As retailers are likely to raise prices, transparent communication will go a long way, especially if coupled with other value add offerings such as free shipping, flexible returns, and promotions. Buy now pay later offerings can help consumers better manage their money and allow them to justify spending. While these challenges have caused some retraction, retail sales continued to grow in 2021 and are projected to grow in the coming years.

Consumer behaviour

Globally prices are rising much faster than wages. Inflation began its steep ascent from pandemic lows in 2021 and wages were unable to keep up, resulting in reduced purchasing power for consumers.
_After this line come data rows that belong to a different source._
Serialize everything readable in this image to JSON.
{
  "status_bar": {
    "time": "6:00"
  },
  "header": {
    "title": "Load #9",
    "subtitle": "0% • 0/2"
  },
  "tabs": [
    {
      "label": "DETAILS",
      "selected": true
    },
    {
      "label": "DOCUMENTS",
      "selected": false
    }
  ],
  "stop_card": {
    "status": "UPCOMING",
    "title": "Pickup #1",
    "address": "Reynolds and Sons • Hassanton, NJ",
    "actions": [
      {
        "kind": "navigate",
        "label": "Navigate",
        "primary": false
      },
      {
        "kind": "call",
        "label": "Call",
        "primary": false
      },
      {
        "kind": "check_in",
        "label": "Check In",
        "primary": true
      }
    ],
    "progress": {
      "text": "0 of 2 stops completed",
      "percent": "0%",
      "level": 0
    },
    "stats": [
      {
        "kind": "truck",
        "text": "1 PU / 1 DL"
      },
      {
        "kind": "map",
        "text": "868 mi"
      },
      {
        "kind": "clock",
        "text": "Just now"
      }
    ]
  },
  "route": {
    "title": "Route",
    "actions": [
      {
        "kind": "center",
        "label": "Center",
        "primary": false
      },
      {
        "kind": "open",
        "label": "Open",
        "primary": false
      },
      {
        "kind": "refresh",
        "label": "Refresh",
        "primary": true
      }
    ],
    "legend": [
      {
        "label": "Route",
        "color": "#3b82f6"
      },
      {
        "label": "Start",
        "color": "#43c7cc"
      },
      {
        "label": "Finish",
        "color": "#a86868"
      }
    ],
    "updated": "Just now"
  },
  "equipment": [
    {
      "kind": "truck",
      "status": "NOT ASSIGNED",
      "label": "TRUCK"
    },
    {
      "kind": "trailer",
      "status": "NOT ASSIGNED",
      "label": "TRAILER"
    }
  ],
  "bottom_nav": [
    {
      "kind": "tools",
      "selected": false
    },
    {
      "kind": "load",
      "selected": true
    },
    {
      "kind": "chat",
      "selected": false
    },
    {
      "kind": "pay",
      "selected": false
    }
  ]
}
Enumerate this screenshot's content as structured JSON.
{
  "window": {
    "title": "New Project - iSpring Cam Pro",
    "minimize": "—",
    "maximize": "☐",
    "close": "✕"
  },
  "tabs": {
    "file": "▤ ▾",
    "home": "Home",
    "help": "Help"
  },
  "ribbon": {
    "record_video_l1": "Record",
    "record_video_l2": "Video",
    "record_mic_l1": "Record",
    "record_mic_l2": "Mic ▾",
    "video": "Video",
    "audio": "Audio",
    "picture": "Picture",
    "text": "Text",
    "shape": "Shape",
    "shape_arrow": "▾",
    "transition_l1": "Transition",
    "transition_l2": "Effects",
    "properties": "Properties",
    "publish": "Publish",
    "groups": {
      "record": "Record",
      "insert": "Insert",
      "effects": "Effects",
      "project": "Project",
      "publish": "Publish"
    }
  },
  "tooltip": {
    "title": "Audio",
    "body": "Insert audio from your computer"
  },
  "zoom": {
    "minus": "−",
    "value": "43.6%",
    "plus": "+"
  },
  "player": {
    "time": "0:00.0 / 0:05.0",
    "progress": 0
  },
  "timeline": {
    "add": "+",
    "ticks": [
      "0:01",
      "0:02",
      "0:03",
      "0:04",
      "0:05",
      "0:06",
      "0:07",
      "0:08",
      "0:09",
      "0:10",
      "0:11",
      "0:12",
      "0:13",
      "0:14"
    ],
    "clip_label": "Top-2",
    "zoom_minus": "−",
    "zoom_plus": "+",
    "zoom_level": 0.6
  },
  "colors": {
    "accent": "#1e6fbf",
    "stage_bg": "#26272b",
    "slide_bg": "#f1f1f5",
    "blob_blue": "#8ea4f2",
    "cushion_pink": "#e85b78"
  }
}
Younger consumers indicate that they will purchase more using credit and take on debt to fund essential purchases in response to rising prices. This comes at a time when consumers already have record levels of debt and with rising interest rates on the horizon.

Overall, consumers will cut back on nonessential spending and will have to make difficult choices around how they spend their money. For many, that also means stretching their dollars via low-cost alternatives.

Brands can support consumers by providing creative ways to help make their money go further, such as offering discounts or opportunities to buy in bulk.

Written by Mark Miller, Director of Insights for Comperemedia and Mintel Financial Services Reports. See more Mintel Insights here.

What we think

• Learn from the past: Inflation and recession change consumer priorities and purchasing power. Brands that performed well after the last recession focused unerringly on delivering value. The key to this is showing flexibility and empathy in pricing and innovation, and convincing consumers that tangible benefits are worth the extra money.

• Prepare for uncertainty: Prices are on the rise caused by surging demand and supply chain issues following an unprecedented global pandemic. Central banks will fight inflation, which could lead either to a ‘soft landing’ or a more disruptive economic slowdown. Either way, brands need to be prepared to adapt during a period of uncertainty for consumers.

• Recognise that circumstances vary hugely: Many people will see inflation as an irritation rather than a major threat. Others are already struggling, though, and even small price changes will tip them into serious financial hardship. It’s more important than ever to understand your customers and the circumstances they face.